Еще одной особенностью армянских учебников было использование термина «Великая Армения». Если в учебниках 1940—1950-х гг. оно относилось только к государству Арташе-сидов, то в последующем его распространяли и на государство Аршакидов. О том же говорилось и в «Армянской энциклопедии» (Еремян, 19816. См. также Арутюнян, 1987. С. 55). Знаком времени было включение в учебник 1950 г. особого параграфа, посвященного взаимоотношениям раннесредневековой Армении с Киевской Русью. Ни до, ни после этого армянские авторы к этому сюжету не обращались.
Наконец, армянские учебники советского времени старательно обходили религиозные проблемы. Да, все они упоминали о принятии христианства и с гордостью повествовали о строительстве раннехристианских храмов. Иногда Армения даже признавалась первой страной, объявившей христианство государственной религией (Нерсисян, 1980. С. 88). Однако в учебниках не было и речи ни о монофизитстве, ни о религиозно-догматических спорах. А храмы рассматривались лишь как ценное культурное наследие.

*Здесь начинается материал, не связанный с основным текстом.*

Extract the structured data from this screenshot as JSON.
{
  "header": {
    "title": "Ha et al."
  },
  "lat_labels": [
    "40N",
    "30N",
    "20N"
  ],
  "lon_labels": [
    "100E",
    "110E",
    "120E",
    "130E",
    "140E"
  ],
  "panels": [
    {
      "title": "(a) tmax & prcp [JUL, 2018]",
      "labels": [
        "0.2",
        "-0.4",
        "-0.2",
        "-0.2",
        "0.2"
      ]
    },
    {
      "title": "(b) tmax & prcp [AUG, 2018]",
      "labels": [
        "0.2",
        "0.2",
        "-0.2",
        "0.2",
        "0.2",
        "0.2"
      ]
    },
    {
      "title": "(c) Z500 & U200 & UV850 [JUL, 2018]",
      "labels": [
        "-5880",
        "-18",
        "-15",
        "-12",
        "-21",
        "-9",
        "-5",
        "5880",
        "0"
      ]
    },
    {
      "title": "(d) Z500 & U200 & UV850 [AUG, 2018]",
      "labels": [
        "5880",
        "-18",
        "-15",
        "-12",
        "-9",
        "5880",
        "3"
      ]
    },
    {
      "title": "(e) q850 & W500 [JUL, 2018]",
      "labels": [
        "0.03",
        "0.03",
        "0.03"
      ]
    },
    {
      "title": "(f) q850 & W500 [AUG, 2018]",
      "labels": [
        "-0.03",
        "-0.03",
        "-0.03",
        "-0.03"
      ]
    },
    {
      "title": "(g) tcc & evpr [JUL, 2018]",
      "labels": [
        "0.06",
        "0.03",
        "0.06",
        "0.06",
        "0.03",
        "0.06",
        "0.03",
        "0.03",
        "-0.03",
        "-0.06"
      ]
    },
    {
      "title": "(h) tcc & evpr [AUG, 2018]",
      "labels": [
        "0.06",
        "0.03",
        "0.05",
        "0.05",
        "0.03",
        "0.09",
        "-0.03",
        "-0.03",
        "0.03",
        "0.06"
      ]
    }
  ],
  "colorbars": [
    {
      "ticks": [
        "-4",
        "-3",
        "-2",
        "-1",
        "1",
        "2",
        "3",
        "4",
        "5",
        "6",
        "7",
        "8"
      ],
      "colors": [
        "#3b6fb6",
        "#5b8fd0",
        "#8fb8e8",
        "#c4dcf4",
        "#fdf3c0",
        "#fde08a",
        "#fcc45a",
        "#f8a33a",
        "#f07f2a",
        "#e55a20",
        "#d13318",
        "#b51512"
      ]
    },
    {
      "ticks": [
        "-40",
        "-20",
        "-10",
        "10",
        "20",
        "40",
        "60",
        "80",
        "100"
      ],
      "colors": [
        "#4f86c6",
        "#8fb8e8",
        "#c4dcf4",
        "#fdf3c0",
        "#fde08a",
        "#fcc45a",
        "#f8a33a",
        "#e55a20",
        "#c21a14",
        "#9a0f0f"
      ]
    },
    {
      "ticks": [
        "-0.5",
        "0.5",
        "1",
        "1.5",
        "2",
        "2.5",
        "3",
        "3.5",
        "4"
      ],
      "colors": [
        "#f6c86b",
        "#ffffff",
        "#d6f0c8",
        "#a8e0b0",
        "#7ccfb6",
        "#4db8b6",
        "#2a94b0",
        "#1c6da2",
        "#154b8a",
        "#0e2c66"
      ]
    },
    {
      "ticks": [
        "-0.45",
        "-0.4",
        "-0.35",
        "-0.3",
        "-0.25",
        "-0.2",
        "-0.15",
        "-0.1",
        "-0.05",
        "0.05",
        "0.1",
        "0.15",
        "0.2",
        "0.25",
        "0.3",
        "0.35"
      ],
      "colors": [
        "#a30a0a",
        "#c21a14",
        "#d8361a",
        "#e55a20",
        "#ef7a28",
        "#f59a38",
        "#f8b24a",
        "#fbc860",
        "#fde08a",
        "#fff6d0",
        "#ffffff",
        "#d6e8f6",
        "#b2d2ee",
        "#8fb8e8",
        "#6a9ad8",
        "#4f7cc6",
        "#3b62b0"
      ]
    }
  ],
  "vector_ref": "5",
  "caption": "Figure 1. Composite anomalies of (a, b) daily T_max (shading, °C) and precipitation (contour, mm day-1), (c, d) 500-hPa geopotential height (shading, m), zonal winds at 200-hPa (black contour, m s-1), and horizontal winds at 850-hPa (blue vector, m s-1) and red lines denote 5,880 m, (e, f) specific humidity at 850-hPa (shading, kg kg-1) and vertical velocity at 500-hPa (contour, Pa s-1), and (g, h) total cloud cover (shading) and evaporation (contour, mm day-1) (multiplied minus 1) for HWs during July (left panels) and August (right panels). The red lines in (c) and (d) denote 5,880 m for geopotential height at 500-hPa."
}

Таким образом, со временем школьные учебники делали все больший акцент на древности армянского народа, «одного из древнейших народов мира» (Парсамян и др., 1962. С. 9); его формирование связывалось с Армянским нагорьем, причем автохтонная модель получала все большее признание; велся лихорадочный поиск все более и более древних «армянских» государственных образований; удревнялось проникновение армянского населения в долину Аракса и на Араратскую равнину; писалось о быстрой и успешной экспансии армянского языка и его полной победе на Армянском нагорье в III— I вв. до н.э. После этого рубежа все местное население изображалось армянами; о каких-либо иных группах, пришлых (евреях, сирийцах) или автохтонных (албанах), речи, как правило (но см. Нерсисян, 1980. С. 45), уже не было. Иными словами, учебники целенаправленно навязывали учащимся идентичность, основанную прежде всего на языке и территории. Не меньшую роль играли сюжеты, связанные с вековой национально-освободительной борьбой армянского народа против самых разных чужеземных захватчиков. Они учили тому, что непрерывная борьба за свободу рано или поздно давала свои плоды, несмотря на все жертвы, которые приходилось нести на этом пути.